I’ve Learned to Love Abuse


 

I’ve learned to love abuse.  Please, show me what I’m looking for.

That line…..it says a lot doesn’t it?  Abuse….Physical, verbal, emotional…sometimes we learn to love it because it is all we have known.

Emotional and verbal abuse has been on my mind lately.  I often wonder if the way I have been treated by friends and siblings qualifies as these kinds of abuse.  The hurting over and over.  The words said to me…oh gah those painful words.  The things done to me that told me I wasn’t good enough.  I wasn’t worthy enough.  I was some disease that wasn’t worthy of love.  I was worthy of abandonment.

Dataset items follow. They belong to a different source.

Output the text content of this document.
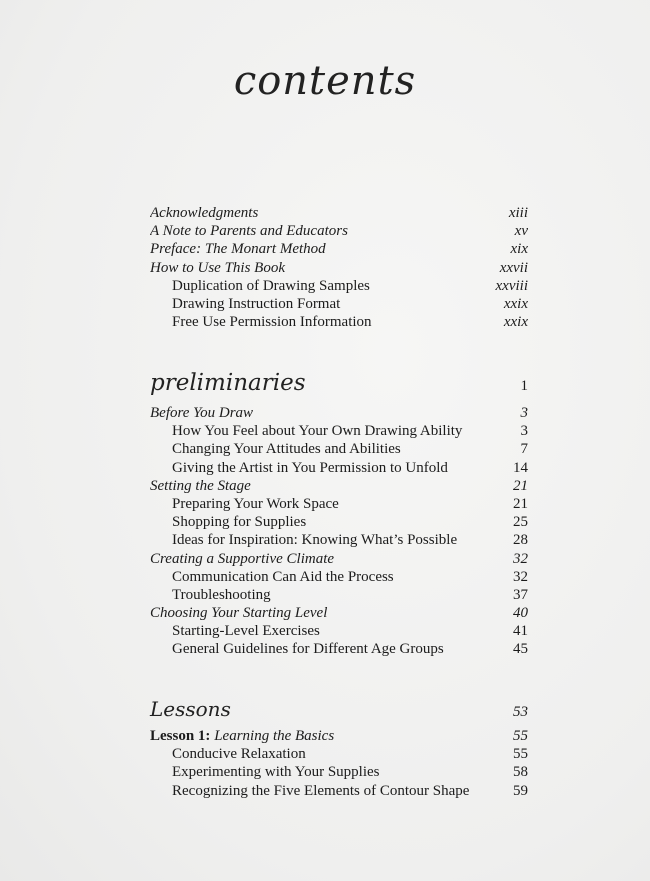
contents
Acknowledgments	xiii
A Note to Parents and Educators	xv
Preface: The Monart Method	xix
How to Use This Book	xxvii
Duplication of Drawing Samples	xxviii
Drawing Instruction Format	xxix
Free Use Permission Information	xxix
preliminaries	1
Before You Draw	3
How You Feel about Your Own Drawing Ability	3
Changing Your Attitudes and Abilities	7
Giving the Artist in You Permission to Unfold	14
Setting the Stage	21
Preparing Your Work Space	21
Shopping for Supplies	25
Ideas for Inspiration: Knowing What’s Possible	28
Creating a Supportive Climate	32
Communication Can Aid the Process	32
Troubleshooting	37
Choosing Your Starting Level	40
Starting-Level Exercises	41
General Guidelines for Different Age Groups	45
Lessons	53
Lesson 1: Learning the Basics	55
Conducive Relaxation	55
Experimenting with Your Supplies	58
Recognizing the Five Elements of Contour Shape	59
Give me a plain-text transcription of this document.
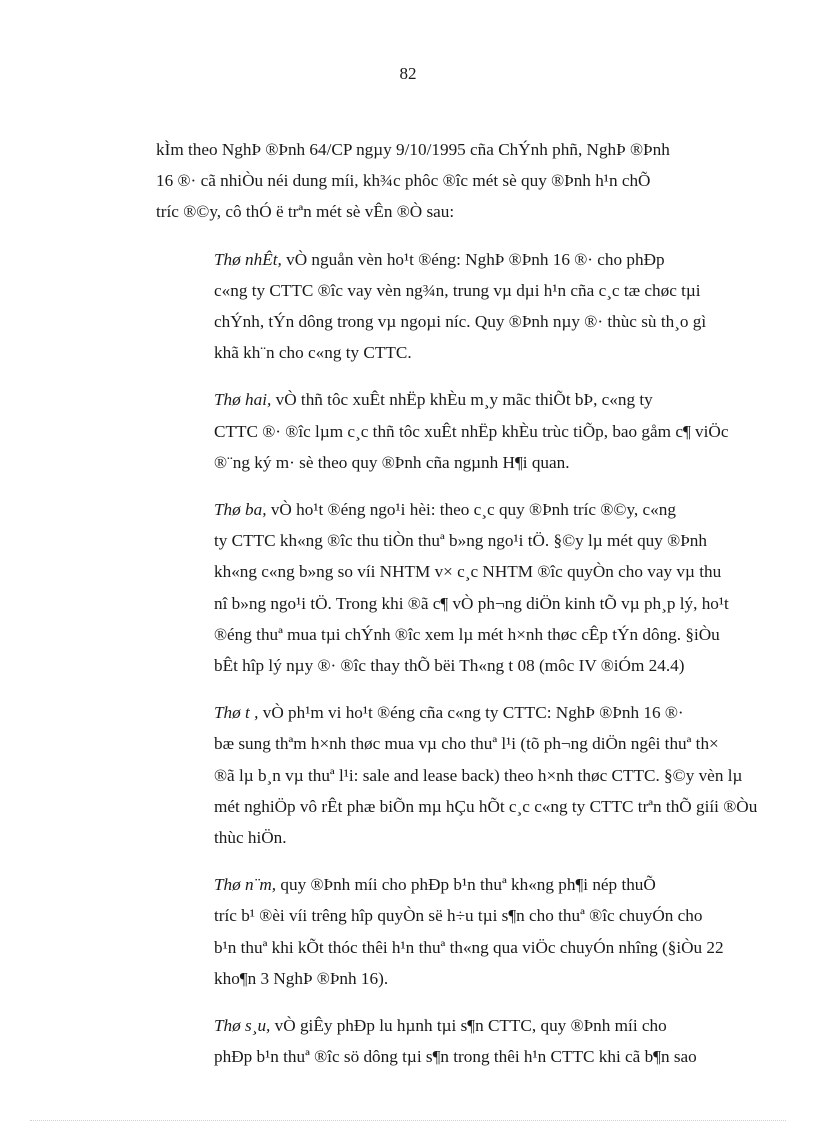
82

kÌm theo NghÞ ®Þnh 64/CP ngµy 9/10/1995 cña ChÝnh phñ, NghÞ ®Þnh
16 ®· cã nhiÒu néi dung míi, kh¾c phôc ®îc mét sè quy ®Þnh h¹n chÕ
tríc ®©y, cô thÓ ë trªn mét sè vÊn ®Ò sau:

Thø nhÊt, vÒ nguån vèn ho¹t ®éng: NghÞ ®Þnh 16 ®· cho phÐp
c«ng ty CTTC ®îc vay vèn ng¾n, trung vµ dµi h¹n cña c¸c tæ chøc tµi
chÝnh, tÝn dông trong vµ ngoµi níc. Quy ®Þnh nµy ®· thùc sù th¸o gì
khã kh¨n cho c«ng ty CTTC.

Thø hai, vÒ thñ tôc xuÊt nhËp khÈu m¸y mãc thiÕt bÞ, c«ng ty
CTTC ®· ®îc lµm c¸c thñ tôc xuÊt nhËp khÈu trùc tiÕp, bao gåm c¶ viÖc
®¨ng ký m· sè theo quy ®Þnh cña ngµnh H¶i quan.

Thø ba, vÒ ho¹t ®éng ngo¹i hèi: theo c¸c quy ®Þnh tríc ®©y, c«ng
ty CTTC kh«ng ®îc thu tiÒn thuª b»ng ngo¹i tÖ. §©y lµ mét quy ®Þnh
kh«ng c«ng b»ng so víi NHTM v× c¸c NHTM ®îc quyÒn cho vay vµ thu
nî b»ng ngo¹i tÖ. Trong khi ®ã c¶ vÒ ph¬ng diÖn kinh tÕ vµ ph¸p lý, ho¹t
®éng thuª mua tµi chÝnh ®îc xem lµ mét h×nh thøc cÊp tÝn dông. §iÒu
bÊt hîp lý nµy ®· ®îc thay thÕ bëi Th«ng t 08 (môc IV ®iÓm 24.4)

Thø t , vÒ ph¹m vi ho¹t ®éng cña c«ng ty CTTC: NghÞ ®Þnh 16 ®·
bæ sung thªm h×nh thøc mua vµ cho thuª l¹i (tõ ph¬ng diÖn ngêi thuª th×
®ã lµ b¸n vµ thuª l¹i: sale and lease back) theo h×nh thøc CTTC. §©y vèn lµ
mét nghiÖp vô rÊt phæ biÕn mµ hÇu hÕt c¸c c«ng ty CTTC trªn thÕ giíi ®Òu
thùc hiÖn.

Thø n¨m, quy ®Þnh míi cho phÐp b¹n thuª kh«ng ph¶i nép thuÕ
tríc b¹ ®èi víi trêng hîp quyÒn së h÷u tµi s¶n cho thuª ®îc chuyÓn cho
b¹n thuª khi kÕt thóc thêi h¹n thuª th«ng qua viÖc chuyÓn nhîng (§iÒu 22
kho¶n 3 NghÞ ®Þnh 16).

Thø s¸u, vÒ giÊy phÐp lu hµnh tµi s¶n CTTC, quy ®Þnh míi cho
phÐp b¹n thuª ®îc sö dông tµi s¶n trong thêi h¹n CTTC khi cã b¶n sao
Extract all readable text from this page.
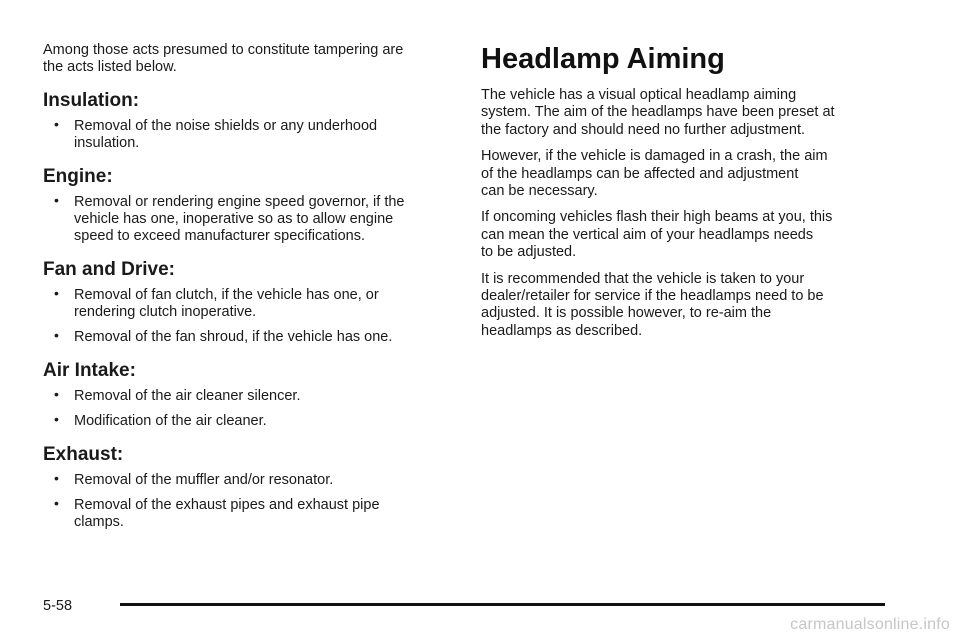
Among those acts presumed to constitute tampering are
the acts listed below.

Insulation:
• Removal of the noise shields or any underhood
insulation.
Engine:
• Removal or rendering engine speed governor, if the
vehicle has one, inoperative so as to allow engine
speed to exceed manufacturer specifications.
Fan and Drive:
• Removal of fan clutch, if the vehicle has one, or
rendering clutch inoperative.
• Removal of the fan shroud, if the vehicle has one.
Air Intake:
• Removal of the air cleaner silencer.
• Modification of the air cleaner.
Exhaust:
• Removal of the muffler and/or resonator.
• Removal of the exhaust pipes and exhaust pipe
clamps.
Headlamp Aiming

The vehicle has a visual optical headlamp aiming
system. The aim of the headlamps have been preset at
the factory and should need no further adjustment.

However, if the vehicle is damaged in a crash, the aim
of the headlamps can be affected and adjustment
can be necessary.

If oncoming vehicles flash their high beams at you, this
can mean the vertical aim of your headlamps needs
to be adjusted.

It is recommended that the vehicle is taken to your
dealer/retailer for service if the headlamps need to be
adjusted. It is possible however, to re-aim the
headlamps as described.

5-58
carmanualsonline.info
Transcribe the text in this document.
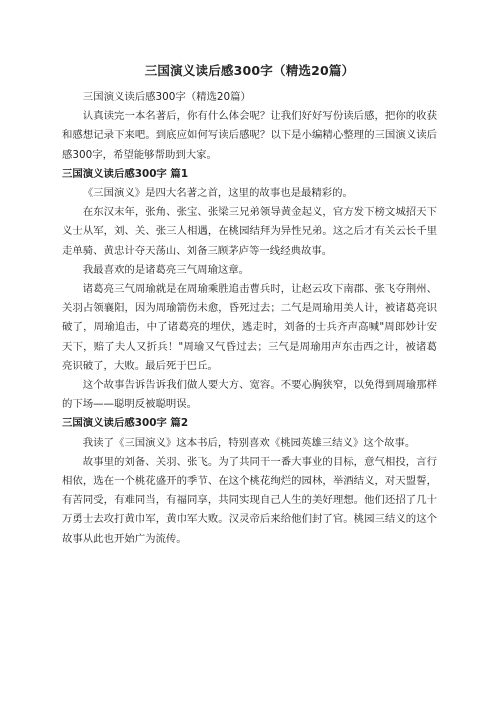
三国演义读后感300字（精选20篇）

三国演义读后感300字（精选20篇）

认真读完一本名著后，你有什么体会呢？让我们好好写份读后感，把你的收获和感想记录下来吧。到底应如何写读后感呢？以下是小编精心整理的三国演义读后感300字，希望能够帮助到大家。

三国演义读后感300字 篇1

《三国演义》是四大名著之首，这里的故事也是最精彩的。

在东汉末年，张角、张宝、张梁三兄弟领导黄金起义，官方发下榜文城招天下义士从军，刘、关、张三人相遇，在桃园结拜为异性兄弟。这之后才有关云长千里走单骑、黄忠计夺天荡山、刘备三顾茅庐等一线经典故事。

我最喜欢的是诸葛亮三气周瑜这章。

诸葛亮三气周瑜就是在周瑜乘胜追击曹兵时，让赵云攻下南郡、张飞夺荆州、关羽占领襄阳，因为周瑜箭伤未愈，昏死过去；二气是周瑜用美人计，被诸葛亮识破了，周瑜追击，中了诸葛亮的埋伏，逃走时，刘备的士兵齐声高喊"周郎妙计安天下，赔了夫人又折兵！"周瑜又气昏过去；三气是周瑜用声东击西之计，被诸葛亮识破了，大败。最后死于巴丘。

这个故事告诉告诉我们做人要大方、宽容。不要心胸狭窄，以免得到周瑜那样的下场——聪明反被聪明误。

三国演义读后感300字 篇2

我读了《三国演义》这本书后，特别喜欢《桃园英雄三结义》这个故事。

故事里的刘备、关羽、张飞。为了共同干一番大事业的目标，意气相投，言行相依，选在一个桃花盛开的季节、在这个桃花绚烂的园林，举酒结义，对天盟誓，有苦同受，有难同当，有福同享，共同实现自己人生的美好理想。他们还招了几十万勇士去攻打黄巾军，黄巾军大败。汉灵帝后来给他们封了官。桃园三结义的这个故事从此也开始广为流传。
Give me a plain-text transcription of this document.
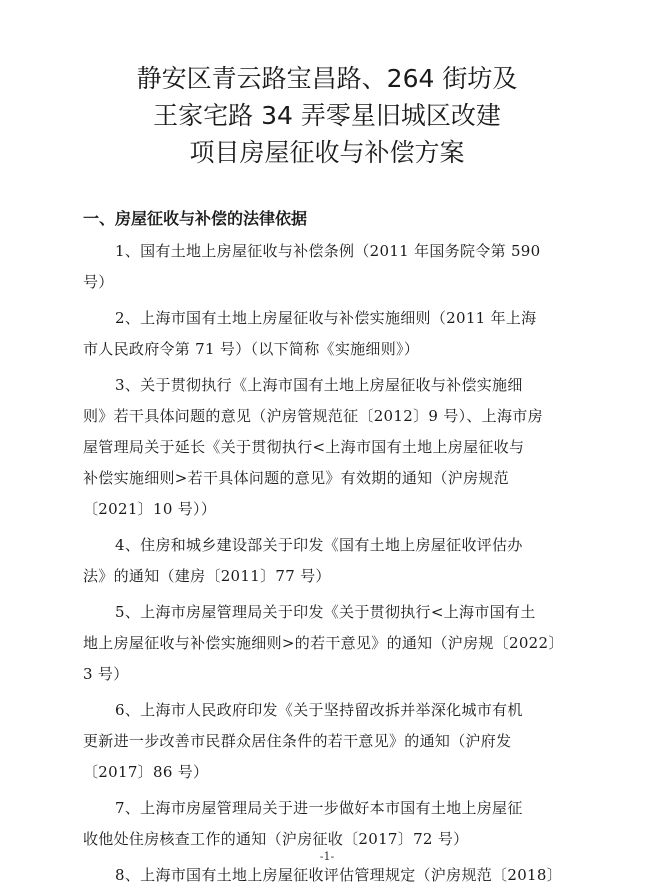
静安区青云路宝昌路、264 街坊及
王家宅路 34 弄零星旧城区改建
项目房屋征收与补偿方案
一、房屋征收与补偿的法律依据
1、国有土地上房屋征收与补偿条例（2011 年国务院令第 590
号）
2、上海市国有土地上房屋征收与补偿实施细则（2011 年上海
市人民政府令第 71 号）（以下简称《实施细则》）
3、关于贯彻执行《上海市国有土地上房屋征收与补偿实施细
则》若干具体问题的意见（沪房管规范征〔2012〕9 号）、上海市房
屋管理局关于延长《关于贯彻执行<上海市国有土地上房屋征收与
补偿实施细则>若干具体问题的意见》有效期的通知（沪房规范
〔2021〕10 号））
4、住房和城乡建设部关于印发《国有土地上房屋征收评估办
法》的通知（建房〔2011〕77 号）
5、上海市房屋管理局关于印发《关于贯彻执行<上海市国有土
地上房屋征收与补偿实施细则>的若干意见》的通知（沪房规〔2022〕
3 号）
6、上海市人民政府印发《关于坚持留改拆并举深化城市有机
更新进一步改善市民群众居住条件的若干意见》的通知（沪府发
〔2017〕86 号）
7、上海市房屋管理局关于进一步做好本市国有土地上房屋征
收他处住房核查工作的通知（沪房征收〔2017〕72 号）
8、上海市国有土地上房屋征收评估管理规定（沪房规范〔2018〕
-1-
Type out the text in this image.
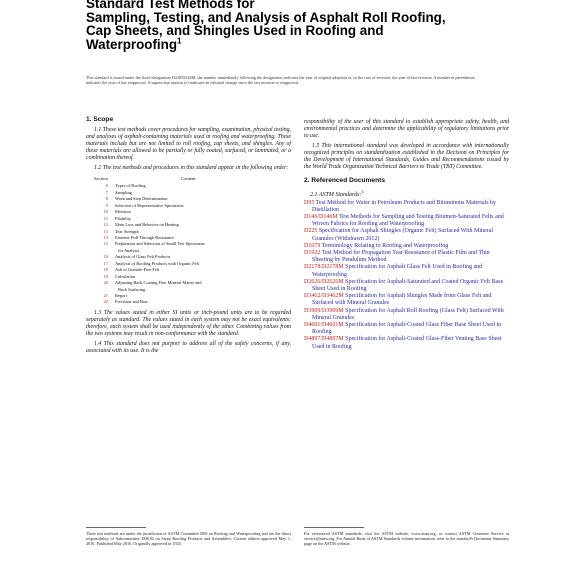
Standard Test Methods for
Sampling, Testing, and Analysis of Asphalt Roll Roofing,
Cap Sheets, and Shingles Used in Roofing and
Waterproofing$^1$
This standard is issued under the fixed designation D228/D228M; the number immediately following the designation indicates the year of original adoption or, in the case of revision, the year of last revision. A number in parentheses indicates the year of last reapproval. A superscript epsilon (ε) indicates an editorial change since the last revision or reapproval.
1. Scope

1.1 These test methods cover procedures for sampling, examination, physical testing, and analyses of asphalt-containing materials used in roofing and waterproofing. These materials include but are not limited to roll roofing, cap sheets, and shingles. Any of these materials are allowed to be partially or fully coated, surfaced, or laminated, or a combination thereof.

1.2 The test methods and procedures in this standard appear in the following order:

Section	Content
6	Types of Roofing
7	Sampling
8	Work and Step Determination
9	Selection of Representative Specimens
10	Moisture
11	Pliability
12	Mass Loss and Behavior on Heating
13	Tear Strength
14	Fastener Pull Through Resistance
15	Preparation and Selection of Small Test Specimens
for Analysis
16	Analysis of Glass Felt Products
17	Analysis of Roofing Products with Organic Felt
18	Ash of Granule-Free Felt
19	Calculation
20	Adjusting Back Coating Fine Mineral Matter and
Back Surfacing
21	Report
22	Precision and Bias

1.3 The values stated in either SI units or inch-pound units are to be regarded separately as standard. The values stated in each system may not be exact equivalents; therefore, each system shall be used independently of the other. Combining values from the two systems may result in non-conformance with the standard.

1.4 This standard does not purport to address all of the safety concerns, if any, associated with its use. It is the

responsibility of the user of this standard to establish appropriate safety, health, and environmental practices and determine the applicability of regulatory limitations prior to use.

1.5 This international standard was developed in accordance with internationally recognized principles on standardization established in the Decision on Principles for the Development of International Standards, Guides and Recommendations issued by the World Trade Organization Technical Barriers to Trade (TBT) Committee.

2. Referenced Documents
2.1 ASTM Standards:$^2$
D95 Test Method for Water in Petroleum Products and Bituminous Materials by Distillation
D146/D146M Test Methods for Sampling and Testing Bitumen-Saturated Felts and Woven Fabrics for Roofing and Waterproofing
D225 Specification for Asphalt Shingles (Organic Felt) Surfaced With Mineral Granules (Withdrawn 2012)
D1079 Terminology Relating to Roofing and Waterproofing
D1922 Test Method for Propagation Tear Resistance of Plastic Film and Thin Sheeting by Pendulum Method
D2178/D2178M Specification for Asphalt Glass Felt Used in Roofing and Waterproofing
D2626/D2626M Specification for Asphalt-Saturated and Coated Organic Felt Base Sheet Used in Roofing
D3462/D3462M Specification for Asphalt Shingles Made from Glass Felt and Surfaced with Mineral Granules
D3909/D3909M Specification for Asphalt Roll Roofing (Glass Felt) Surfaced With Mineral Granules
D4601/D4601M Specification for Asphalt-Coated Glass Fiber Base Sheet Used in Roofing
D4897/D4897M Specification for Asphalt-Coated Glass-Fiber Venting Base Sheet Used in Roofing
These test methods are under the jurisdiction of ASTM Committee D08 on Roofing and Waterproofing and are the direct responsibility of Subcommittee D08.02 on Steep Roofing Products and Assemblies. Current edition approved May 1, 2016. Published May 2016. Originally approved in 1925.
For referenced ASTM standards, visit the ASTM website, www.astm.org, or contact ASTM Customer Service at service@astm.org. For Annual Book of ASTM Standards volume information, refer to the standard's Document Summary page on the ASTM website.
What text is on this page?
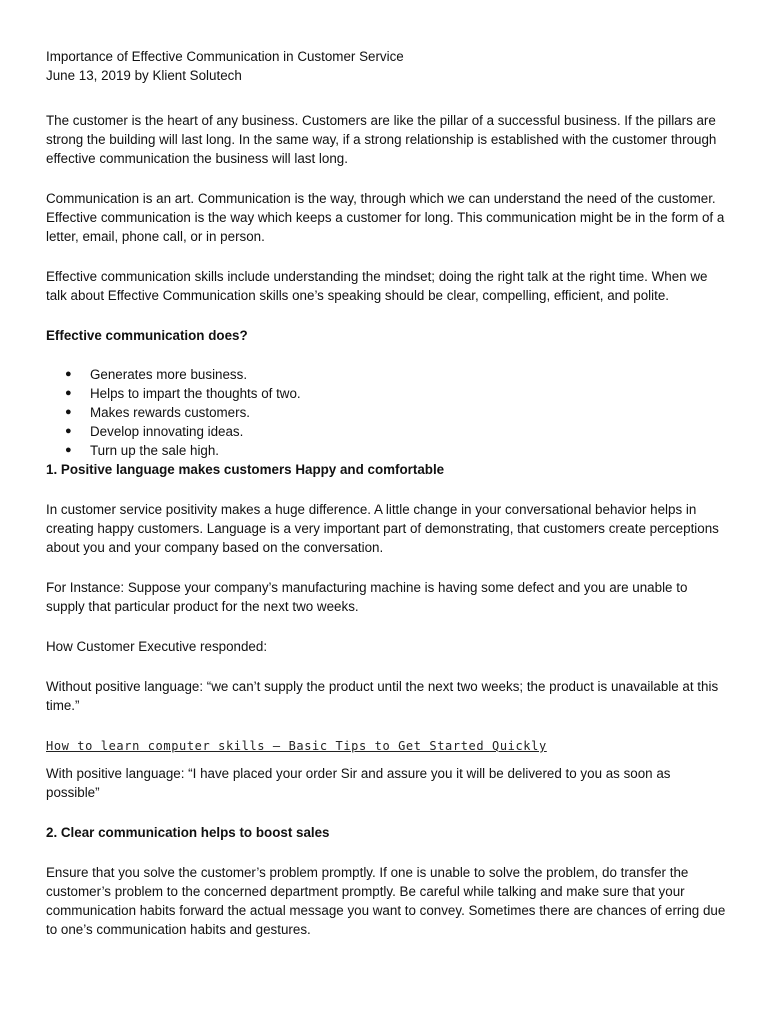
Importance of Effective Communication in Customer Service

June 13, 2019 by Klient Solutech

The customer is the heart of any business. Customers are like the pillar of a successful business. If the pillars are strong the building will last long. In the same way, if a strong relationship is established with the customer through effective communication the business will last long.

Communication is an art. Communication is the way, through which we can understand the need of the customer. Effective communication is the way which keeps a customer for long. This communication might be in the form of a letter, email, phone call, or in person.

Effective communication skills include understanding the mindset; doing the right talk at the right time. When we talk about Effective Communication skills one’s speaking should be clear, compelling, efficient, and polite.

Effective communication does?

● Generates more business.
● Helps to impart the thoughts of two.
● Makes rewards customers.
● Develop innovating ideas.
● Turn up the sale high.

1. Positive language makes customers Happy and comfortable

In customer service positivity makes a huge difference. A little change in your conversational behavior helps in creating happy customers. Language is a very important part of demonstrating, that customers create perceptions about you and your company based on the conversation.

For Instance: Suppose your company’s manufacturing machine is having some defect and you are unable to supply that particular product for the next two weeks.

How Customer Executive responded:

Without positive language: “we can’t supply the product until the next two weeks; the product is unavailable at this time.”

How to learn computer skills – Basic Tips to Get Started Quickly

With positive language: “I have placed your order Sir and assure you it will be delivered to you as soon as possible”

2. Clear communication helps to boost sales

Ensure that you solve the customer’s problem promptly. If one is unable to solve the problem, do transfer the customer’s problem to the concerned department promptly. Be careful while talking and make sure that your communication habits forward the actual message you want to convey. Sometimes there are chances of erring due to one’s communication habits and gestures.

You know what, I don’t deserve abuse.  No one deserves abuse.  I am a somewhat nice person.  Maybe, I am too nice.  Maybe, just maybe, that is exactly what makes me get abused over and over as I think “no…I can help this person.  It will be okay.  I’ll forgive them one more time.”  No…..I was wrong.  I just end up getting abused and hurt over and over again. This process taught me a learned behavior that I haven’t noticed until just a day or so ago.

This learned behavior is that I learned to not talk about my emotions.  That people didn’t care about the deep hurts inside me.  That if they didn’t ask me how I was feeling, I wasn’t supposed to mention it.  Where did this come from?  Where did I learn this?  I know: my siblings.  I learned this as a teenager.  I learned this because they didn’t care about me growing up.  I learned to never discuss my emotions and just live because they didn’t care or listen.  They didn’t care enough to be there for me while I was growing up and finding out who I was without a mother and with an emotionally distant and hurting father.  I learned to just shut up and deal.  To always be the caring and fun one.  To never talk about my pain.

Through the grief, depression, and loneliness I am experiencing this year, I am learning how to stand up for myself.  How to not take this abuse anymore.  How to TRULY love myself again.  This is something I haven’t done since before my mother passed away 10 years ago.  I never really loved myself.  I coped.  I survived.  I fought to stay above water and get people’s approval and love because I wasn’t getting it anywhere else.  I learned to take abuse to get the approval of others.  I learned to always paint on that smile and to never show those tears.  That tears are weakness.  That tears drive people away.

This is a fairly new concept to me as I am just discovering this about myself through my weekly therapy sessions.  I will be having a talk with my therapist about all of this on Friday.  I am a work in progress.  I am slowly figuring out just who this woman is that I have become.  Who the woman is that rose about her trauma and crisis to never truly surrender to the darkness.